Zotac GeForce GT 220 review
ATI's new 5000-series cards have some impressive features, but with the cheapest cards costing over £100 they are aimed at serious gamers. With the GT 220, Nvidia has seized the opportunity to release an inexpensive card to suit more casual gamers.
This is the first desktop card that we've seen from Nvidia to use a 40nm production process, which should result in reduced heat output and manufacturing costs. ATI is well ahead of Nvidia here, though, having released its 40nm HD 4770 in May.
Zotac's GT 220 matches Nvidia's reference specification, with a core clock speed of just 625MHz. More importantly, the card has only 48 unified shaders, which limits its parallel processing ability.

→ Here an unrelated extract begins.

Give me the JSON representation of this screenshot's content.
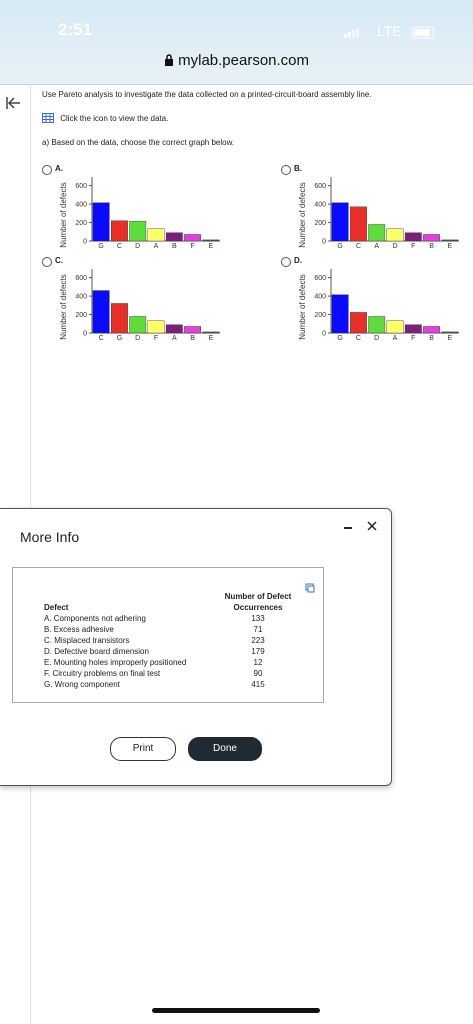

Its performance in our gaming tests was disappointing; it scored just 20.5fps in Call of Duty 4. We got a playable 31.3fps by turning off anti-aliasing, but we couldn't get Crysis to run smoothly even at low detail settings.
This may not be a great gaming card, but it's powerful enough to accelerate HD video playback, giving even modest dual-core processors the ability to handle smooth Full-HD playback. The card is slender, taking up one slot. Its expansive heat sink and small 48mm fan deal with any heat buildup, while keeping noise to a minimum.
Its small size and low heat output make it suitable for media centre PCs. Nvidia has finally discarded the S/PDIF header input on its cards, used to route audio to the HDMI output. There are also DVI and VGA outputs.
This is a decent version of a flawed card, but Gigabyte's is better. Either way, the GT 220 performs like a £40 card and is overpriced at £52. Sapphire's more powerful and passively cooled Radeon HD 4670 Ultimate Edition (from www.pixmania.co.uk) is a much better buy at just £54 including VAT.